Clean Test Environments Are Unlike Production

There is a common Agent engineering problem that people do not like to face:

The test environment is too clean.

So clean that it stops looking like production.

Many Agent failures are not as simple as "input A produces wrong output B." They depend on a sequence of state:

session idle for more than one hour
resume
continue multi-turn tool use
thinking gets cleared
enter the next turn
thinking gets cleared again

That kind of state sequence is hard to cover with unit tests and easy to miss in e2e tests.

We test features. Production runs a state machine.

That is also why Anthropic later had more internal employees use the exact same Claude Code build as the public release, rather than a test build.
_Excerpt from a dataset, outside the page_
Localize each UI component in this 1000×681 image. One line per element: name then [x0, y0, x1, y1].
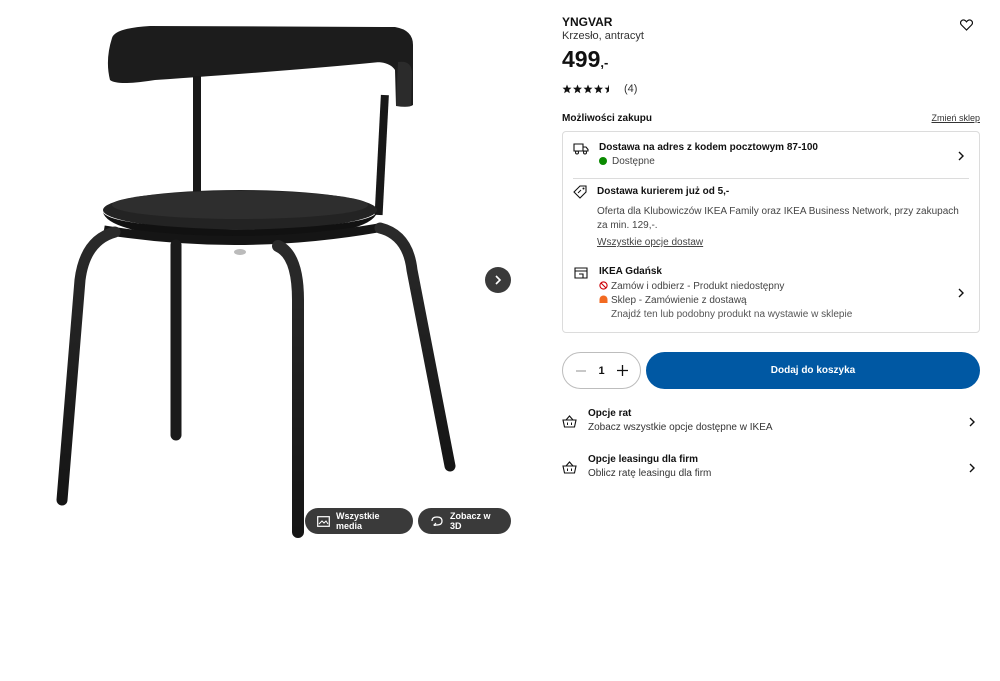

Real usage is still the best integration test.

Defaults Are the Product

Now back to the first bug.

Changing high to medium made sense from an engineering angle: fewer freezes, lower latency, and only a slight intelligence drop.

The problem is that "slight drop" is benchmark language. It may not match user experience.

Users are not running average benchmarks. They are working with their code, their context, their workflow, and their messy problems.

In those highly personalized tasks, a small capability drop can feel like: it no longer understands me, it is not as sharp as before, it is making basic mistakes.

The product may offer a setting, but most users will not change it. The default is the product decision.

Closing

The most valuable part of this incident review is not the reminder that Claude Code can have bugs.

That is normal.

The valuable part is the reminder that Agent reliability often fails outside the model itself, in nearby system decisions that look local, technical, and low-risk.

Default parameters, cache strategy, context trimming, prompt constraints, and differences between test and production builds can all change Agent behavior.

Building an Agent is not just calling a smart model.

It is maintaining a complex system that can act, forget, misunderstand goals, and be shaped by context.

So the core discipline of Agent engineering may be this:

Do not only ask whether a change made the system faster, cheaper, or shorter. Also ask whether it took away the memory the model needs to finish the task.